Supreme Court of Minnesota
May 6, 1955
244 Minn. 466 (Minn. 1955)


No. 36,344.

May 6, 1955.

Evidence — admissibility — statement made within 30 days of injury.

1. Under M.S.A. 602.01, unless copy of statement taken from injured party is given to him within 30 days from time it was made, it cannot be used in evidence. This prohibition extends to any written statement or memorandum, signed or otherwise, and whether taken in shorthand, longhand, or typed; or to any other such statement recorded by tape or wire.

Same — same — same.

2. Under principles of Lowen v. Pates, 219 Minn. 566, 18 N.W.2d 455, the statute cannot be circumvented by asking witness to refer to shorthand memoranda of statement to refresh her memory and thereafter to relate contents of such statement.

Cases distinguished.

3. Lovel v. Squirt Bottling Co. 234 Minn. 333, 48 N.W.2d 525, and Cooper v. Hoeglund, 221 Minn. 446, 22 N.W.2d 450, held not in conflict with decision here.

Evidence — impeachment — prior inconsistent statement.

4. Prior inconsistent statements of a witness may be received in evidence to impeach his testimony. Before reception thereof in evidence, inconsistency must be established by proper cross-examination, and witness must be given opportunity to admit, deny, or explain such inconsistency.

Same — same — same — when previous statement contains remarks of others.

5. Held improper to receive in evidence witness's written statement in which certain remarks were attributed to another witness who had previously testified without stating anything inconsistent with such statement or having been questioned relative thereto.

Same — same — same.

6. Impeaching statement of party to action may be introduced without preliminary foundation ordinarily required for witness who is not a party. Before such statement can be received, however, it must be shown to be contradictory to such party's testimony, or to contain admissions inconsistent therewith. Held statement by plaintiff that "I never use canned heat" did not constitute an admission of intoxication or use of alcoholic stimulants other than beer and was not otherwise in conflict with plaintiff's testimony and hence should not have been received.

Assigned error not discussed.

7. Additional errors assigned not discussed because of likelihood that situations giving rise thereto will not again occur at new trial.

Action in the district court for Washington county for personal injuries sustained by plaintiff when he was struck by defendant's auto while walking on the highway. The case was tried before Carl W. Gustafson, Judge, and a jury, which returned a verdict for defendant, and plaintiff appealed from an order denying his motion for a new trial. Reversed.

Samuel P. Halpern, William T. Johnson, and Louis B. Schwartz, for appellant.

Meagher, Geer, Markham Anderson, David W. Nord, and O. C. Adamson II, for respondent.

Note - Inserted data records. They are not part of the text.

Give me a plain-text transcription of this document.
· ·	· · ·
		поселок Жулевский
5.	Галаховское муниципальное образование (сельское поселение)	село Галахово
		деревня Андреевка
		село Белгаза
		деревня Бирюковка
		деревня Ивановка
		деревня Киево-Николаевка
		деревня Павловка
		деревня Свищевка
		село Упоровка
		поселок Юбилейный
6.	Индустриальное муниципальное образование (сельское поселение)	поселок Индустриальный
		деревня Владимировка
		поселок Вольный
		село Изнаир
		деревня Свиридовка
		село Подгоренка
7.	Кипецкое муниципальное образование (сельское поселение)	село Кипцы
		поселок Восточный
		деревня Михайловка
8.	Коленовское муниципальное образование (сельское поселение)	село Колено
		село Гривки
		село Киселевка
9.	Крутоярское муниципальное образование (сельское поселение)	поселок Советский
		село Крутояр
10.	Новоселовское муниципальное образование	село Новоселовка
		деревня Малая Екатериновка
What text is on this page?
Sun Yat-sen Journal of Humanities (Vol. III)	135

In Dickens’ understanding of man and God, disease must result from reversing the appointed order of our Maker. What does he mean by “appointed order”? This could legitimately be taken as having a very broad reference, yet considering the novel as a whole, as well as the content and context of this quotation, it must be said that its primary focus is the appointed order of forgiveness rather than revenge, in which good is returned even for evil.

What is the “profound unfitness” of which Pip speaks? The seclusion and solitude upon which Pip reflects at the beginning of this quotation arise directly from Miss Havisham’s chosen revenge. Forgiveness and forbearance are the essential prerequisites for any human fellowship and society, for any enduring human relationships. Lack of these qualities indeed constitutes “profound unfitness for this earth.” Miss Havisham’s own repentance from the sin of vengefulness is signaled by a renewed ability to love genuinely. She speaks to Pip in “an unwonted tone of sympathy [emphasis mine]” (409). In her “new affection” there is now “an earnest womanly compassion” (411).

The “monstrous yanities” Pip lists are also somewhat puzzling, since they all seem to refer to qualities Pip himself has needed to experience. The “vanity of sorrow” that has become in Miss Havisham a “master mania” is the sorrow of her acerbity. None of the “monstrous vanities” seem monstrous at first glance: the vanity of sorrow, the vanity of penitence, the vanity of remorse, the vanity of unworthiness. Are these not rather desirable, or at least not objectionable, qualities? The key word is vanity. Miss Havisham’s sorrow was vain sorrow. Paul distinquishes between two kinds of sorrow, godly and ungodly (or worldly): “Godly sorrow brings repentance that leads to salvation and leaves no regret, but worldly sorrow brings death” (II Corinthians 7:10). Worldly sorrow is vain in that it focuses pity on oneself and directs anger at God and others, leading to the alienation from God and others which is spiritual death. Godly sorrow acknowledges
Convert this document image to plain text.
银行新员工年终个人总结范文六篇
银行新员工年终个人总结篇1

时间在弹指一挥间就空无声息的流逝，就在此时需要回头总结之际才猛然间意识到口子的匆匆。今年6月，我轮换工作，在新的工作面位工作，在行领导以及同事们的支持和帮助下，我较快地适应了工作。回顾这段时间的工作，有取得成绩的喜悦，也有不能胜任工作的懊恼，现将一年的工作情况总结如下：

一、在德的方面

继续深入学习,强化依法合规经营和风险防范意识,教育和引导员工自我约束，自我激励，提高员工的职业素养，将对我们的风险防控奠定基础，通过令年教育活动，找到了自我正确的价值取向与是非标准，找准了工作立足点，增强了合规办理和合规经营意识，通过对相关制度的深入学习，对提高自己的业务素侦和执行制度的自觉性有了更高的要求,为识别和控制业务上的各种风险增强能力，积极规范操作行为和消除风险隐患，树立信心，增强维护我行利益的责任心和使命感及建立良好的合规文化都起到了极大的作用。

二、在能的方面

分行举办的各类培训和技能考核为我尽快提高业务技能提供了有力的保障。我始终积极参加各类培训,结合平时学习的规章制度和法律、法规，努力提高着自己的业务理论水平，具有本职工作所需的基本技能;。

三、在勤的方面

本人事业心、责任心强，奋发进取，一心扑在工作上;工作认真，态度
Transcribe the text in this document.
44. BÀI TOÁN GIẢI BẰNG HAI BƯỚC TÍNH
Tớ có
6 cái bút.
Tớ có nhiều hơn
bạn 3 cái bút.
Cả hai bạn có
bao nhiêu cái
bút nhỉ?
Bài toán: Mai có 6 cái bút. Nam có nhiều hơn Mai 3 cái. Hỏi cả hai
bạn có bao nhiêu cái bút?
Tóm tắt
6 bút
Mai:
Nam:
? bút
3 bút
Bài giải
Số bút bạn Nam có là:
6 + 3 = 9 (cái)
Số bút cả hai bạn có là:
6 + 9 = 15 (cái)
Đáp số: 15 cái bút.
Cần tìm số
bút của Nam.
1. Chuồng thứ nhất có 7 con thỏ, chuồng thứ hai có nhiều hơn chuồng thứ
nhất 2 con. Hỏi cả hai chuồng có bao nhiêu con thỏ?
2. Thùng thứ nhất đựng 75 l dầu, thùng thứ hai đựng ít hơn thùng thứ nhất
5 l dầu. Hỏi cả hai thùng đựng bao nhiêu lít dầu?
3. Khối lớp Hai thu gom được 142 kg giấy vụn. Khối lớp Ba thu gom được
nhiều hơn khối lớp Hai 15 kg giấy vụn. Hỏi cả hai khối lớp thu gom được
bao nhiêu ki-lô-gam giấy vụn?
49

In an action for damages for personal injuries sustained by plaintiff struck by defendant's car, the jury returned a verdict for defendant. This is an appeal from an order denying plaintiff's motion for a new trial.

On appeal plaintiff contends principally that the trial court erred (1) in permitting a witness to refresh her memory from her shorthand notes of statements made by plaintiff within five days of the accident and barred from evidence by virtue of M. S. A. 602.01 and thereafter to testify as to what plaintiff had said at such time; and (2) in receiving in evidence part of a written statement signed by a witness shortly after the accident, wherein the witness related a conversation with another witness in the presence of plaintiff immediately after the accident, in which statements were made by the two witnesses giving rise to the conclusion that when struck plaintiff was intoxicated due to his drinking "canned heat" prior to the accident.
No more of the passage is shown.